Friday, October 03, 2008

A Herd of Mavericks

Biden Teaches Palin the Meaning of 'Maverick'

When my husband was a starving student he used to get his teeth fixed for free by dental students at his university who needed live subjects for practice. It was always an adventure and, on one occasion, a student slipped and drilled a hole in his cheek.

I wouldn't trust a trainee dentist, much less an amateur, to work on my teeth or go to a maverick dentist with a penchant for unorthodox dental procedures. Neither would most Americans. But, at least until recently, when it comes to politics Americans want amateurs and mavericks. Why?

Because most believe that in areas outside of mechanics and technology, expertise is a sham. Dentistry is a mechanical business, like engineering and computer repair so certainly we want people with training, skills and credentials to do these jobs. But everything else, most particularly politics, is just a matter of common sense. The pretense of academics in the humanities, journalists, politicians or others who don't monkey with machinery or push symbols to expertise is nothing put a scam. People who set up as "professionals" in these disciplines are just corrupt, overpaid hucksters who band together to feather their nests and to exclude others from jobs that any sensible person could do--and, indeed, do better than they can. The subtleties and complications they talk about are nothing but a smoke screen to obscure the fact that they have no real expertise and their machinations only make them less effective in doing jobs that really take nothing more than common sense and good will.

That, I suspect, is the thinking behind Americans' contempt for "professional politicians" and "Washington Insiders," and their demand for term limits to insure that politicians never become professional. It's also the source of Americans' sympathy for conspiracy theories, contempt for all components of The Establishment and conviction that there is an enormous amount of vital information that every Establishment organization, from the mainstream media to the medical profession, doesn't want us to know. There is, we believe, the technology to produce light bulbs that will burn forever but the Establishment doesn't want us to know that. MMR vaccine causes autism but the Medical Establishment is hushing that up, just as it hushes up the virtues of herbal cures and alternative medicine. Aliens landed in Roswell, New Mexico, but that information was suppressed by the Military-Industrial Complex.

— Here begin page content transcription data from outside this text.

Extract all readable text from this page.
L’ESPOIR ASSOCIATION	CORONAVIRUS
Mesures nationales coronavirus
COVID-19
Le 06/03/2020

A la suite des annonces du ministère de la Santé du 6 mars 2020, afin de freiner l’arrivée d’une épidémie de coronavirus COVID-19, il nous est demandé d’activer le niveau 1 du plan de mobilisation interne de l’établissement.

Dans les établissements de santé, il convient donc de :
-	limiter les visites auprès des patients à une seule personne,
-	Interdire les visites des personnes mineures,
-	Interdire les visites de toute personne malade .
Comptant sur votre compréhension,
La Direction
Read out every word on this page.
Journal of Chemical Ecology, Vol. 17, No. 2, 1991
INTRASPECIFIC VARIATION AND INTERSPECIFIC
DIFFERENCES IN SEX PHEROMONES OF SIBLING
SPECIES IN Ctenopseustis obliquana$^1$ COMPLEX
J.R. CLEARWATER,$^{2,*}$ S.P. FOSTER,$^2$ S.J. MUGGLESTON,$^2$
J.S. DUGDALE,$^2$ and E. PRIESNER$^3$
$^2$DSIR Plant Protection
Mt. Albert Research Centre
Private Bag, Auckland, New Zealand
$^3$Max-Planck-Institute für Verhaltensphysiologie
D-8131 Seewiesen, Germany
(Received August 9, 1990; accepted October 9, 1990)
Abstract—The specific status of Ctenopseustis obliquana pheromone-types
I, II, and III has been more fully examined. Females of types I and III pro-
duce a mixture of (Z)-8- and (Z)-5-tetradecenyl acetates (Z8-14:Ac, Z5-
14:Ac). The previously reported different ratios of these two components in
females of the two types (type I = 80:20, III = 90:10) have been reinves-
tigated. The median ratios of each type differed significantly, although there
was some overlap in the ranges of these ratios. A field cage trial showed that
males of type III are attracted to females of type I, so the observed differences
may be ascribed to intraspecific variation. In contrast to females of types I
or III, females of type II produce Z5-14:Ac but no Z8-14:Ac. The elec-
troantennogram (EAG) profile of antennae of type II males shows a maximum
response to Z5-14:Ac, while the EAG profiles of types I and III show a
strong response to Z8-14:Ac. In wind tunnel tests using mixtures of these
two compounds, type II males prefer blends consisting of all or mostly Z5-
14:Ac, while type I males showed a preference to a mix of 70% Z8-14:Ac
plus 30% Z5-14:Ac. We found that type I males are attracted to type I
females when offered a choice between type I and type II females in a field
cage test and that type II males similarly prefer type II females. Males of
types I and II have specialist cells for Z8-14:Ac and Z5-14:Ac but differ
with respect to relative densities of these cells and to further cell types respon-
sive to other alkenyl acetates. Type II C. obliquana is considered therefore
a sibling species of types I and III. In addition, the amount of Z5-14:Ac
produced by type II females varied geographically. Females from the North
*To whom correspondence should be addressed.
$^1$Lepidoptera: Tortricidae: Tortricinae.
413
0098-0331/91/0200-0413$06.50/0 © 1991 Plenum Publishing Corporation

Enter the mavericks. A maverick is an outsider, a loner, an independent thinker who rejects Establishment orthodoxies. Americans admire mavericks because we believe that outside of strictly technical areas, expertise is nothing but a sham--a stifling, corrupt, entrenched orthodoxy. And so, fully one third of Americans are political "independents," unaffiliated with any political party. They regard themselves as mavericks and support politicians who claim that they are not politicians, who assure self-styled maverick voters that they will not toe the party line.

In the course of the Vice Presidential debate yesterday, Sarah Palin was at pains to assure voters that both she and John McCain were mavericks. When asked how her policies would differ from McCain's if he were unable to complete his term in office and she were to assume the presidency, she assured the audience that she and McCain disagreed about a variety of issues (without getting specific) because they were both mavericks.

If I were a Republican and believed this I would certainly not want either McCain or Palin in office any more than I would want a maverick dentist drilling my teeth. I would want someone who would faithfully represent my political agenda and had a cadre of technocrats on tap to implement it. But I'm a Democrat, and I want professional Democratic politicians in office to promote my agenda.

Both Palin and Biden, following their bosses, made a fuss about bipartaisanship. I don't want bipartisainship any more than I would want "fair and balanced" coverage of evolution and "intellegent design" in the public schools or equal time for astonomy and astrology. Evolution is good science; "intelligent design" is junk. I don't want equal time for good science and junk science or for science and superstition, and I don't want any compromise in politics or equal time for the Republican junk agenda. Americans' preoccupation with bipartasinship is just another manifestation of the assumption that ideology is balony so that partisanship is no more than corrupt, self-serving factionalism.

But the Rodney King program is bs: we can't, and shouldn't "all get along" because some of us hold view that are correct while others hold views that are incorrect and pernicious. We should no more compromise with Republicans' agenda than oppositon parties should have compromised with Hitler's program, or proposed 3 million Jews to be gassed rather than 6 million.

If this sounds extravagant it may be because progressives don't take their own program seriously. Millions of Americans have been trashed: they've lost their jobs, their health insurance and their homes. The economy is in meltdown and we're mired in an unwinnable war in Iraq that has trashed the country and cost thousands of lives. This isn't a consequence of personal incompetence or of corruption: it is the direct result of a wrong-headed, failed ideology. The Bush administration is the reducio of that ideology and nothing is going to change until Americans get it.